投入財側では、ロンドン金属取引所の3カ月物ニッケル価格は、6月初旬の1トン当たり1万9250米ドルから月末までに1万6300米ドルを下回る水準まで下落しました。7月にはいくらか回復し、1万7380米ドルの高値をつけました。8月を通じて、価格は主に1万6760米ドルから1万7200米ドルの間で取引されましたが、9月に入ってもそのレンジの上限を下回ったままでした。

インドネシアの割当拡大をめぐる根強い憶測が、ニッケルを変動させています。9月初旬、ANZのシニア商品ストラテジストであるDaniel Hynes氏は、スラウェシ島の処理施設であるMorowali Industrial Parkが、新たな水源を確保しない限り生産を30~40%削減する可能性があるという報道と、ニッケル価格の上昇を結びつけました。

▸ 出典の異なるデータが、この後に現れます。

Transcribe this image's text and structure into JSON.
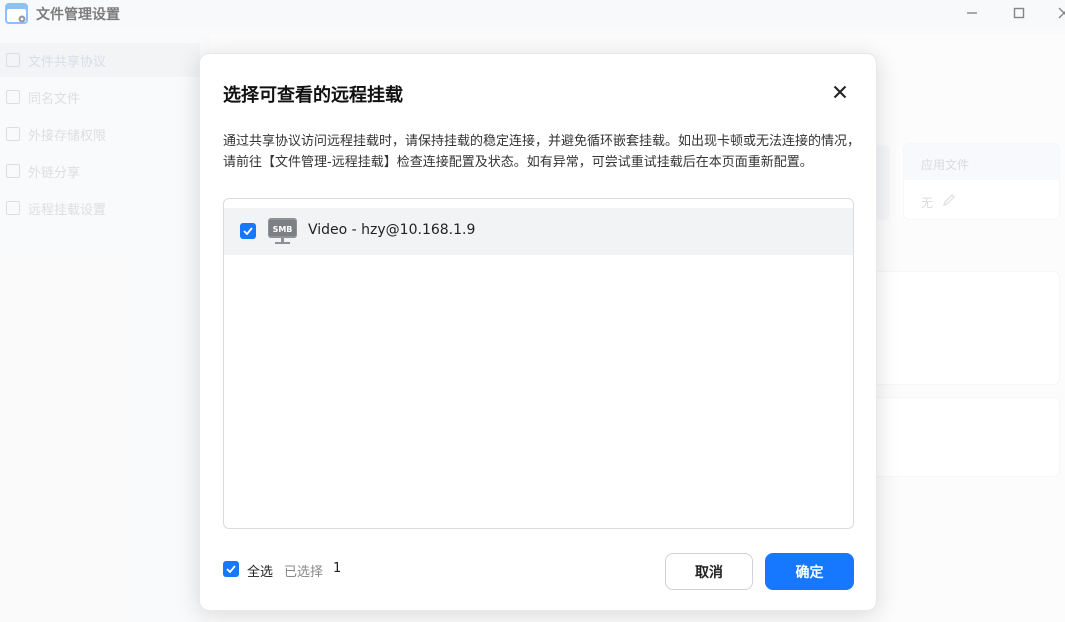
{
  "window": {
    "title": "文件管理设置"
  },
  "sidebar": {
    "items": [
      {
        "label": "文件共享协议"
      },
      {
        "label": "同名文件"
      },
      {
        "label": "外接存储权限"
      },
      {
        "label": "外链分享"
      },
      {
        "label": "远程挂载设置"
      }
    ]
  },
  "background": {
    "column_header": "应用文件",
    "cell_value": "无"
  },
  "dialog": {
    "title": "选择可查看的远程挂载",
    "description": "通过共享协议访问远程挂载时，请保持挂载的稳定连接，并避免循环嵌套挂载。如出现卡顿或无法连接的情况，请前往【文件管理-远程挂载】检查连接配置及状态。如有异常，可尝试重试挂载后在本页面重新配置。",
    "items": [
      {
        "label": "Video - hzy@10.168.1.9",
        "icon": "smb-icon",
        "icon_text": "SMB",
        "checked": true
      }
    ],
    "select_all_label": "全选",
    "selected_label": "已选择",
    "selected_count": "1",
    "cancel_label": "取消",
    "confirm_label": "确定"
  },
  "colors": {
    "accent": "#1677ff"
  }
}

Sucden Financialの第3四半期報告書は、インドネシアの鉱石承認の厳格化とHPAL投入コストの高止まりを挙げ、ニッケルの価格下限がより堅固になったと指摘しました。その見通しでは、価格は9月下旬までレンジ内ながらも支えられた状態が続くと見ています。

鉄鉱石に目を向けると、SGXの61% Fe契約は6月中旬に1トン当たり100米ドルを下回りました。7月の短命な回復の試みはその水準を上回ることができず、その後、この原材料は90米ドル台半ばから後半で取引されています。8月初旬、需要の低迷の中で契約は1年ぶりの安値をつけました。中国の銑鉄と鋼鉄の生産量は夏季を通じて弱まり、鉄鉱石価格を圧迫しました。

中国の港における鉄鉱石の高い在庫と鉄鋼メーカーの完成鋼在庫は、中国での投入コスト上昇が鉄鋼メーカーのマージンを圧迫したことも相まって、さらなる上昇余地を制限しました。供給側では、BHPのPort Hedlandにおける労働者のストライキが混乱への懸念からいくらかの支えとなりましたが、価格は9月に入っても1トン当たり100米ドルを下回ったままでした。